Though dwarf planet Ceres doesn’t get the attention Pluto does, it clearly wants scientists to know that it’s also very lovable and interesting.
According to a new study published Wednesday in the journal Science Advances, the largest object in the asteroid belt is still evolving.
A team of scientists using a visible-infrared mapping spectrometer onboard NASA’s Dawn spacecraft observed the carbonate absorption bands on Ceres. Finding carbonate — a kind of salt from carbonic acid — is critical for astronomers and astrobiologists, since it’s usually a sign of water. For context, scientists have known since at least 2016 that Ceres is hiding a ton of water in ice. Water could comprise about 30 percent of the dwarf planet’s mass.
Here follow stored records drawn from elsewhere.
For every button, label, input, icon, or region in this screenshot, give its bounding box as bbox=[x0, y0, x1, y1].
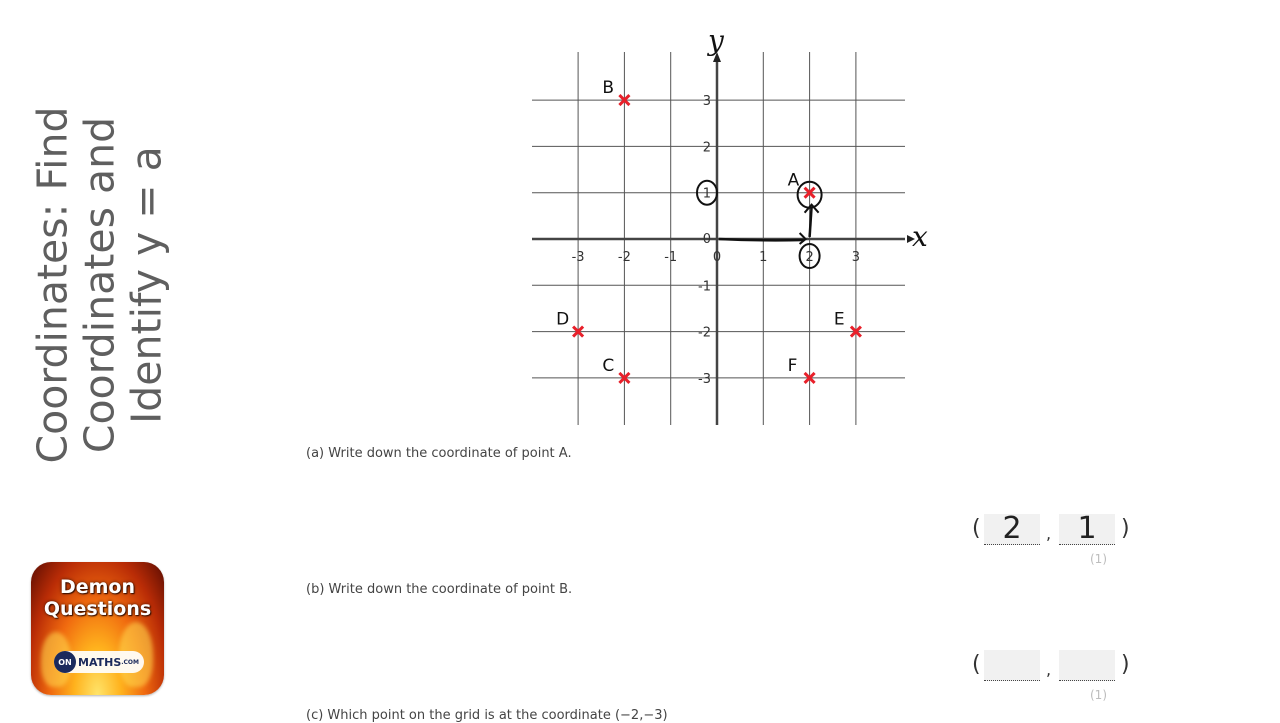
y-axis-label: y bbox=[708, 24, 724, 57]
ink-arrow-along-x bbox=[719, 239, 804, 240]
x-tick-label: 3 bbox=[851, 250, 861, 265]
demon-questions-logo bbox=[31, 562, 164, 695]
x-tick-label: 1 bbox=[759, 250, 768, 265]
question-c: (c) Which point on the grid is at the coordinate (−2,−3) bbox=[306, 708, 668, 723]
logo-line-1: Demon bbox=[59, 576, 136, 598]
comma: , bbox=[1046, 524, 1052, 543]
point-label: A bbox=[787, 170, 800, 191]
y-tick-label: -1 bbox=[698, 279, 711, 295]
y-tick-label: 1 bbox=[702, 186, 711, 202]
x-tick-label: -1 bbox=[664, 250, 678, 265]
answer-a-y-input[interactable]: 1 bbox=[1059, 514, 1115, 545]
x-tick-label: -2 bbox=[617, 250, 631, 265]
y-tick-label: 3 bbox=[702, 94, 711, 110]
question-b: (b) Write down the coordinate of point B. bbox=[306, 582, 573, 597]
page-title: Coordinates: Find Coordinates and Identify y = a bbox=[28, 106, 171, 464]
answer-row-a bbox=[970, 511, 1135, 550]
close-paren: ) bbox=[1121, 516, 1130, 541]
point-label: D bbox=[556, 309, 570, 330]
y-tick-label: -3 bbox=[698, 371, 711, 387]
x-tick-label: -3 bbox=[571, 250, 585, 265]
marks-a: (1) bbox=[1090, 552, 1107, 566]
marks-b: (1) bbox=[1090, 688, 1107, 702]
x-tick-label: 0 bbox=[712, 250, 722, 265]
brand-name: MATHS bbox=[78, 655, 122, 669]
question-a: (a) Write down the coordinate of point A. bbox=[306, 446, 572, 461]
open-paren: ( bbox=[972, 516, 981, 541]
comma: , bbox=[1046, 660, 1052, 679]
close-paren: ) bbox=[1121, 652, 1130, 677]
point-label: C bbox=[602, 355, 615, 376]
answer-b-y-input[interactable] bbox=[1059, 650, 1115, 681]
answer-row-b bbox=[970, 650, 1135, 686]
x-tick-label: 2 bbox=[805, 250, 814, 265]
y-tick-label: -2 bbox=[698, 325, 711, 341]
answer-a-x-input[interactable]: 2 bbox=[984, 514, 1040, 545]
point-label: E bbox=[833, 309, 845, 330]
onmaths-circle-icon: ON bbox=[54, 651, 76, 673]
onmaths-brand bbox=[54, 651, 144, 673]
logo-line-2: Questions bbox=[43, 598, 152, 620]
point-label: B bbox=[602, 78, 615, 99]
brand-suffix: .COM bbox=[121, 658, 140, 666]
point-label: F bbox=[787, 355, 798, 376]
x-axis-label: x bbox=[912, 220, 928, 253]
y-tick-label: 2 bbox=[702, 140, 711, 156]
answer-b-x-input[interactable] bbox=[984, 650, 1040, 681]
open-paren: ( bbox=[972, 652, 981, 677]
y-tick-label: 0 bbox=[702, 232, 711, 247]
This group found that carbonates are indeed all over Ceres’ surface, but that certain carbonates are hydrated while others are not. The sodium carbonates in particular were widely distributed “near impact craters with domes or mounds,” Science Advances says in a statement.
It’s possible that fluids from below Ceres’ surface occasionally rise to the surface, which could explain the presence of those hydrated carbonates and why they’re found so close to the impact craters.
The scientists posit that the presence of hydrated sodium carbonate is probably pretty recent — maybe a few million-years-old. In space-time, that’s not very long, which means this process of hydration and dehydration is evidence Ceres is still in a state of change.
“The different chemical forms of the sodium carbonate, their fresh appearance, morphological settings, and the uneven distribution on Ceres indicate that the formation, exposure, dehydration, and destruction processes of carbonates are recurrent and continuous in recent geological time, implying a still-evolving body and modern processes involving fluid water,” the researchers write.
Sure, Ceres isn’t Pluto — but it doesn’t have to be. It’s still full of watery wonders yet to be explained.